# NBA Playoff's 2012



## hiphop3 (May 6, 2011)

I'm looking for a sports cafe or 24 hour internet shop that I can watch the NBA playoffs this Thursday. This may be the last game of the season if Miami heat can win one more game over The Oklahoma City Thunder. I am determined to find a place to watch this game. Any leads? All helpful responses welcome.


----------



## expatagogo (May 31, 2010)

I have no good answer to your question, but I am thrilled to pieces to know I'm not the only NBA fan in Egypt.

Rooting for Miami, I am I am!


----------



## hiphop3 (May 6, 2011)

expatagogo said:


> I have no good answer to your question, but I am thrilled to pieces to know I'm not the only NBA fan in Egypt.
> 
> Rooting for Miami, I am I am!


Haha well my brother is here with me so I have to adjust my calculations *thinking* hmmm that would make 3 NBA fans in Egypt lol. And I have a like for both teams, but I believe King James and Miami deserve the ring this year. :clap2::clap2::clap2:


----------



## expatagogo (May 31, 2010)

hiphop3 said:


> I believe King James and Miami deserve the ring this year. :clap2::clap2::clap2:


Me, too, but only because my Deeeeeeeeeeeeeeetroit Pistons aren't on the schedule.


----------



## hiphop3 (May 6, 2011)

expatagogo said:


> Me, too, but only because my Deeeeeeeeeeeeeeetroit Pistons aren't on the schedule.


Well I can officialy claim 2 teams being the NY Knicks and Washington Wizards, but in the scope of things would I really want to with their records :doh: We'll get it together one day hopefully. Atleast the Pistons won a chip in this decade


----------



## Lanason (Sep 1, 2009)

UK and USA

two great nations separated by a "Common Language"

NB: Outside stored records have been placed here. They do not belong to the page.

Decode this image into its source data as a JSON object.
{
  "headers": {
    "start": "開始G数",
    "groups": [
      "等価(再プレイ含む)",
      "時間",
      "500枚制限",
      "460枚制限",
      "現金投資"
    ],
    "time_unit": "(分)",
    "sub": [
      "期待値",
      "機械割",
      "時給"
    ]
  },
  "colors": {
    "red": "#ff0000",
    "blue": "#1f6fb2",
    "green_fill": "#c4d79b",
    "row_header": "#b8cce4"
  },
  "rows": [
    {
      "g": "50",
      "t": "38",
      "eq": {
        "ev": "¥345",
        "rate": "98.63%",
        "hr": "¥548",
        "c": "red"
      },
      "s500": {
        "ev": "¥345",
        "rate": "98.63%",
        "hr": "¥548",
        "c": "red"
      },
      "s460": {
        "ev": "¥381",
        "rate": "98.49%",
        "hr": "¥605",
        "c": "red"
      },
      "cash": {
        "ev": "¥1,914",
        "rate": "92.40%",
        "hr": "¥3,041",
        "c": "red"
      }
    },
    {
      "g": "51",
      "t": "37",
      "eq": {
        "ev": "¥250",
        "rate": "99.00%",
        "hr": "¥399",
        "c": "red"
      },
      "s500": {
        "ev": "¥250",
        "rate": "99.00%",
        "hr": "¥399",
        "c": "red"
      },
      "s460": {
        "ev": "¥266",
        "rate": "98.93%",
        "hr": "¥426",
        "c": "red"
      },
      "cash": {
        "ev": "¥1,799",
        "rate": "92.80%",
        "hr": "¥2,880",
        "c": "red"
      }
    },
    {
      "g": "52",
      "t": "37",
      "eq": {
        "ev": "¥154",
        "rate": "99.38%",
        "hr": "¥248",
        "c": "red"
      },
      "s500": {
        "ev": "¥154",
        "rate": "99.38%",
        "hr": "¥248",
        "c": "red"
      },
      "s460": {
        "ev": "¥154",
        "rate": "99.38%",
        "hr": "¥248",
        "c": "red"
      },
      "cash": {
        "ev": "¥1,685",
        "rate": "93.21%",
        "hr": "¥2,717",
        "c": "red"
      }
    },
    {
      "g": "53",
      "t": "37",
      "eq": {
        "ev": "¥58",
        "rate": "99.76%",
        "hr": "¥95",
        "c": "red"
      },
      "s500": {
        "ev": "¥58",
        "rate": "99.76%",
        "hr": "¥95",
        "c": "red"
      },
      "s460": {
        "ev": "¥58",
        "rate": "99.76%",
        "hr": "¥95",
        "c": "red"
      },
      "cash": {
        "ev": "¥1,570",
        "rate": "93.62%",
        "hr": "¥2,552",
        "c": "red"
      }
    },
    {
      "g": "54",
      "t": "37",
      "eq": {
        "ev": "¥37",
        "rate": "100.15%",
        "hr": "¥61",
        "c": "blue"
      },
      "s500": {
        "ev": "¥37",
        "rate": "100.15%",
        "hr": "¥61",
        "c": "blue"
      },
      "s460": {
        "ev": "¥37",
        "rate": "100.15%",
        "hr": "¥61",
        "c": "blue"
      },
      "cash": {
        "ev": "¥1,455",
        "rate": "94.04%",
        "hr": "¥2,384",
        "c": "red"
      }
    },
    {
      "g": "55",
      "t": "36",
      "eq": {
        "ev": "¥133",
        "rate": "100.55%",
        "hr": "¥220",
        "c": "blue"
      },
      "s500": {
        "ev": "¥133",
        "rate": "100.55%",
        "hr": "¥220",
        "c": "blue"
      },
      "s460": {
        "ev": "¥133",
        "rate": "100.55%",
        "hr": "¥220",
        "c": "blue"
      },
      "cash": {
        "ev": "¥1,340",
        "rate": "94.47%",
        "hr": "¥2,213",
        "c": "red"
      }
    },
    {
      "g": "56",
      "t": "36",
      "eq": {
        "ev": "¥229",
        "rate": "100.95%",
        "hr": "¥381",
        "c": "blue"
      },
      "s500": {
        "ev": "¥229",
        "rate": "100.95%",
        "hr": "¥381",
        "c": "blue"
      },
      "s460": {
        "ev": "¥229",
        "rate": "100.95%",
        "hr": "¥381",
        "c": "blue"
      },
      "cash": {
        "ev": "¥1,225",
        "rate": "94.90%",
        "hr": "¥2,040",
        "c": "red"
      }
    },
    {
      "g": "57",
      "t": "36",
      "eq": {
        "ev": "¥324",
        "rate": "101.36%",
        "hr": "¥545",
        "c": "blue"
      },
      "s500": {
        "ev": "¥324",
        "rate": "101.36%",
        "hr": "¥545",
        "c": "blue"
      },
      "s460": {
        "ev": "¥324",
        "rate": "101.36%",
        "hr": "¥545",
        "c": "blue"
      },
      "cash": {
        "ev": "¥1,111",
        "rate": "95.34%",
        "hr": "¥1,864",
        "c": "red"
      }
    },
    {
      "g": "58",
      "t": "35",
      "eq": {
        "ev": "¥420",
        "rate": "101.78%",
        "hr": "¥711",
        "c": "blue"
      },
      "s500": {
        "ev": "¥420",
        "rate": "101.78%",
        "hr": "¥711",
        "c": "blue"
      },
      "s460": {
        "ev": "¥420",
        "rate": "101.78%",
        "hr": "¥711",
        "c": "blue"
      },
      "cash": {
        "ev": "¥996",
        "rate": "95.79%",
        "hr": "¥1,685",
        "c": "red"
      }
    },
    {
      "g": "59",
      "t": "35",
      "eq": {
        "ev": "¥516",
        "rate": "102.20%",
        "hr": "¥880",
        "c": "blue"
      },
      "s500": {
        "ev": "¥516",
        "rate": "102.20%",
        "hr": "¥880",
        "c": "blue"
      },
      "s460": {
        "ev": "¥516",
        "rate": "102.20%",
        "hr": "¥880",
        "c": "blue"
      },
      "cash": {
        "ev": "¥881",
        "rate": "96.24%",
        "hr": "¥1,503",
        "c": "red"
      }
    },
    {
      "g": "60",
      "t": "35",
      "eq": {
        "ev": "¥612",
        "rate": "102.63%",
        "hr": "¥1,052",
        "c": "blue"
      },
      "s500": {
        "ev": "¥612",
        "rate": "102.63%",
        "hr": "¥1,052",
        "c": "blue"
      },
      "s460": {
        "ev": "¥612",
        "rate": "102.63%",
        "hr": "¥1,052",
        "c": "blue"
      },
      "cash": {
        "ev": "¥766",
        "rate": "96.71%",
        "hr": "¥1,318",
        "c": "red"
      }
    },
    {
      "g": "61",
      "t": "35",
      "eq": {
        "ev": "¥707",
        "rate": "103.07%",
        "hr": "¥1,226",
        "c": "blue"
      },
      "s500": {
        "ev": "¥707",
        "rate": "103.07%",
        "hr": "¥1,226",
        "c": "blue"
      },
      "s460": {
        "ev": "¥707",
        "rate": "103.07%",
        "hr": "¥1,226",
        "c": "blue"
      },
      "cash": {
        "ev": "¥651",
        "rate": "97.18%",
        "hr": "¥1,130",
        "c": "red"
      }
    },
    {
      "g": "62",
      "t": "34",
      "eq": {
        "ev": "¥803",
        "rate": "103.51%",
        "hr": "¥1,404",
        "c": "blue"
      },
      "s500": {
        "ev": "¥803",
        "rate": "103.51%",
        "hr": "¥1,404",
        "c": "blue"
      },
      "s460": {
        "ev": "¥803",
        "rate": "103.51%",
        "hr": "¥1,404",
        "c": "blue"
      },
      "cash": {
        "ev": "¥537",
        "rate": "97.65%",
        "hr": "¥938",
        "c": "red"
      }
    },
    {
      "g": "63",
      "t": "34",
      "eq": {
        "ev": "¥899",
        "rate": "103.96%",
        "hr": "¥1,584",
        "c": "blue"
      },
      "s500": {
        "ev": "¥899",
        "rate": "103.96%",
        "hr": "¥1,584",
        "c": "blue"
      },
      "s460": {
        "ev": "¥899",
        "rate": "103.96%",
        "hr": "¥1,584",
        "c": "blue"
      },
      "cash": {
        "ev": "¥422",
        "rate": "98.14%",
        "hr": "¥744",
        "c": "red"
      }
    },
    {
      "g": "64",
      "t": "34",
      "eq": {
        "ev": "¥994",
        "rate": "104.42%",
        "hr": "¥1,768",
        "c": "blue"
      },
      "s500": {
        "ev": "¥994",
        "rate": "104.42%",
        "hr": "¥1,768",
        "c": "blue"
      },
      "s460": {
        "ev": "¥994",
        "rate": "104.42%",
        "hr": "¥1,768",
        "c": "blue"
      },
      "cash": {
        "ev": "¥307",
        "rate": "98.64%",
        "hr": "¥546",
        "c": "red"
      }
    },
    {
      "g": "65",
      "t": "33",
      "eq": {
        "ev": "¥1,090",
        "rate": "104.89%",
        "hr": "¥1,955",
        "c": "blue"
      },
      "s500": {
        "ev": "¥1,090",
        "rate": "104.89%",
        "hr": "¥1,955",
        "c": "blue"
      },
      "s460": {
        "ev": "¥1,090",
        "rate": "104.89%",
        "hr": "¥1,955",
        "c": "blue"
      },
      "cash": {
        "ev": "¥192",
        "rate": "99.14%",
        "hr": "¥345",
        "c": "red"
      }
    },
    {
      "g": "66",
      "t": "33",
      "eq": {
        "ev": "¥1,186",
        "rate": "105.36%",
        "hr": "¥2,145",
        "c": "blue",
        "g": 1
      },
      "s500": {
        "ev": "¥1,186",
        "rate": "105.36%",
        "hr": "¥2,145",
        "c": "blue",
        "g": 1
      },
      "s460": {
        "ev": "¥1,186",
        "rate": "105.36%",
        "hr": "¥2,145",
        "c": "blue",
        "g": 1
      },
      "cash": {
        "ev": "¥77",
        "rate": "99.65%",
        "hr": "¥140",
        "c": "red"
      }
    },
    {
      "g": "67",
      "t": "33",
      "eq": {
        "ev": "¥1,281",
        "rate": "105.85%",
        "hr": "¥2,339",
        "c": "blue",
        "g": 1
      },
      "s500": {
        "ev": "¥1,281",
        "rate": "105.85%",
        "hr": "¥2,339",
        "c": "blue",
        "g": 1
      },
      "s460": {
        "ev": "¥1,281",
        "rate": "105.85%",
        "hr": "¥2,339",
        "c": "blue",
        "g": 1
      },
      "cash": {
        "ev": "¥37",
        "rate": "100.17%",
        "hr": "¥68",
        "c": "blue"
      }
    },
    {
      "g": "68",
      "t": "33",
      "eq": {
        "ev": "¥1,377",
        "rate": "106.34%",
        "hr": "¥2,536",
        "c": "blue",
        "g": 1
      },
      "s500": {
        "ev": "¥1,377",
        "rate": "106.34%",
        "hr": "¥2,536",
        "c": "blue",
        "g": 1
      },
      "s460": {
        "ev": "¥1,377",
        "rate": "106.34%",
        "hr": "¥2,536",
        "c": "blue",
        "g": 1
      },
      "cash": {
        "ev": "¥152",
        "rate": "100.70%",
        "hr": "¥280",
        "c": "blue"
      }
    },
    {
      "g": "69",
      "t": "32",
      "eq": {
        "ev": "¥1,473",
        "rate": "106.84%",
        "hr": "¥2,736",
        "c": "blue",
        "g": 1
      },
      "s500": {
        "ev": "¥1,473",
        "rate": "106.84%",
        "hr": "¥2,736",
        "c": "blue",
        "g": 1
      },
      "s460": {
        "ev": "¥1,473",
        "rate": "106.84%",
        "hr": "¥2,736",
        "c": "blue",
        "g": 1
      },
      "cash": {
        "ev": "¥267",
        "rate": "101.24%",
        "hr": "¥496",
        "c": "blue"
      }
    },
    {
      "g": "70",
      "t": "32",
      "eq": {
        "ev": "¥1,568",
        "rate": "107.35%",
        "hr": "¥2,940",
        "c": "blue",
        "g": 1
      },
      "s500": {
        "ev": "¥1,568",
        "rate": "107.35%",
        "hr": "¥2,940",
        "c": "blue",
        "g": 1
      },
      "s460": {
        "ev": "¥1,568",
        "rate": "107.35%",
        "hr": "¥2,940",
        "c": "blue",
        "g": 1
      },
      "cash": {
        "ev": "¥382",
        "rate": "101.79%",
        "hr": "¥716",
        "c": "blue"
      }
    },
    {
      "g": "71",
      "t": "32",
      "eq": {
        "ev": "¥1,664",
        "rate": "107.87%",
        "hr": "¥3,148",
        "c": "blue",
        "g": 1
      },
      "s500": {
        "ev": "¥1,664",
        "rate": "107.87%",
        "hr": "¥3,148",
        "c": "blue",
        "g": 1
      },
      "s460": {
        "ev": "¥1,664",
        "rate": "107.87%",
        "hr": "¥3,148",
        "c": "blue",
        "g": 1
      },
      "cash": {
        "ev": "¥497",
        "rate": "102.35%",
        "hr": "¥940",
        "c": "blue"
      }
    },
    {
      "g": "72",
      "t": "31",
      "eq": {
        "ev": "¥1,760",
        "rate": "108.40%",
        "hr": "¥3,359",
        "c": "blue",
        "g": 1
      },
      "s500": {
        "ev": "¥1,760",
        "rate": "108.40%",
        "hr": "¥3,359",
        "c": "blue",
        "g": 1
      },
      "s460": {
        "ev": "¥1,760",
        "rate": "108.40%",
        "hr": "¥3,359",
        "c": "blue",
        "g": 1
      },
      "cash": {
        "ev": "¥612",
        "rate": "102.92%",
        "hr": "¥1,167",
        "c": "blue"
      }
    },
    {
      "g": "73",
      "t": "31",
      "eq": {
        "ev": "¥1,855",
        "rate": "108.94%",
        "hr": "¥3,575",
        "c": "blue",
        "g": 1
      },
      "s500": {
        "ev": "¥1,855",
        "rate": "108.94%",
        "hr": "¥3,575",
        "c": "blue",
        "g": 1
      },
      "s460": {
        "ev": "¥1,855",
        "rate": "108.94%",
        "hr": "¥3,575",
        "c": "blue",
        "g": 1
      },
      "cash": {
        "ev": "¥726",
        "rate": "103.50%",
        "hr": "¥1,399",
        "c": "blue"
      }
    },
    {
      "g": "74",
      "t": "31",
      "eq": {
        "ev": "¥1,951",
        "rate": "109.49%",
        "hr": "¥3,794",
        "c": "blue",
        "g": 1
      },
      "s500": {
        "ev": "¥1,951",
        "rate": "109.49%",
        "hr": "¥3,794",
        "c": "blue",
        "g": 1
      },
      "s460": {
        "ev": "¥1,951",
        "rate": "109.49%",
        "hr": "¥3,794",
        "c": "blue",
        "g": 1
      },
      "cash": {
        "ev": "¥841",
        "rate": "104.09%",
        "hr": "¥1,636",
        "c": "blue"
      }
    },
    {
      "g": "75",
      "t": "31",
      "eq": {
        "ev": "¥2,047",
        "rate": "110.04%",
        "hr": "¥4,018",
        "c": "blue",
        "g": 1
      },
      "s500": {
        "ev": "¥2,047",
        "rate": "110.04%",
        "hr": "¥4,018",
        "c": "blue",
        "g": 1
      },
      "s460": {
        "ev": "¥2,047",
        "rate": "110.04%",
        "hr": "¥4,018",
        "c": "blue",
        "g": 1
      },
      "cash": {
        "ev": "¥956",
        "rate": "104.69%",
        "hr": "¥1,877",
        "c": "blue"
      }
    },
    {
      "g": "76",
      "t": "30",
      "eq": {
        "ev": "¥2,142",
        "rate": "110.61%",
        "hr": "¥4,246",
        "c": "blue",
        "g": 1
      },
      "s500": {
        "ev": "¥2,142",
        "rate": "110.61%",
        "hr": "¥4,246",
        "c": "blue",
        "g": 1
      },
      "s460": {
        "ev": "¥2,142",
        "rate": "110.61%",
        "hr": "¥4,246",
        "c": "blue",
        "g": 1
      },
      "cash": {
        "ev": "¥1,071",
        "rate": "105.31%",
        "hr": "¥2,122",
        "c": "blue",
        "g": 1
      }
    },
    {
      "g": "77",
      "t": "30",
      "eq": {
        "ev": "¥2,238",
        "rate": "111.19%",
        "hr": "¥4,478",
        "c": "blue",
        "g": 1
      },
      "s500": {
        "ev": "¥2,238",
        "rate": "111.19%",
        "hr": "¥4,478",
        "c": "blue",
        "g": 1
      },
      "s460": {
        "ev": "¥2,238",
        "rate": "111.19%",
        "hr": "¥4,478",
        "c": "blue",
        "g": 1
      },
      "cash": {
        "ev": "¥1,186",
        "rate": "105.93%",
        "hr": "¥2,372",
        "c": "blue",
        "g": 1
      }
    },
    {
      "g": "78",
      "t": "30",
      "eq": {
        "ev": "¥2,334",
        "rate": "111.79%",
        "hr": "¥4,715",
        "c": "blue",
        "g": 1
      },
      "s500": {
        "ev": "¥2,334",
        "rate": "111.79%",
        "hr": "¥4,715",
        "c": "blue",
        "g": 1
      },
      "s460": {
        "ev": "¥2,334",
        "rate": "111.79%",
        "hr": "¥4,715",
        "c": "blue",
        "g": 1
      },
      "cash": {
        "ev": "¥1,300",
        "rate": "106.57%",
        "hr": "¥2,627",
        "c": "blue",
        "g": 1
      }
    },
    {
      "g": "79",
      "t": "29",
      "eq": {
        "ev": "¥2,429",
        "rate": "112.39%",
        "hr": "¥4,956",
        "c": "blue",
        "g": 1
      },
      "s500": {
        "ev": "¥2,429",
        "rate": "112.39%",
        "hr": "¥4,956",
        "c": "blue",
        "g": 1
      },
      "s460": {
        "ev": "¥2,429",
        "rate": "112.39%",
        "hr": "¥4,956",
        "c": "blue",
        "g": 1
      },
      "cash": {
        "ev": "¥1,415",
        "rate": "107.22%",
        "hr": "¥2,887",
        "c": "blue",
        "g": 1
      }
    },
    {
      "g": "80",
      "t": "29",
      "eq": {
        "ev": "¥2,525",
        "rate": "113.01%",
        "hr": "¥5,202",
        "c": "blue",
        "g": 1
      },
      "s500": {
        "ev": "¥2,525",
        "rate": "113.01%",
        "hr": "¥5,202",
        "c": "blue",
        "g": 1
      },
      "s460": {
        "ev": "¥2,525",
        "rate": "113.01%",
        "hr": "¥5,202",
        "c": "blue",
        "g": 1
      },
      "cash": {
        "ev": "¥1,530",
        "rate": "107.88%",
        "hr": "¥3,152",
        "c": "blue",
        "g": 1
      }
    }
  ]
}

dunna what these guys are on about :noidea:


----------



## expatagogo (May 31, 2010)

Lanason said:


> UK and USA
> 
> two great nations separated by a "Common Language"
> 
> dunna what these guys are on about :noidea:


Basketball!


----------



## expatagogo (May 31, 2010)

:clap2::clap2::clap2::clap2::clap2:


----------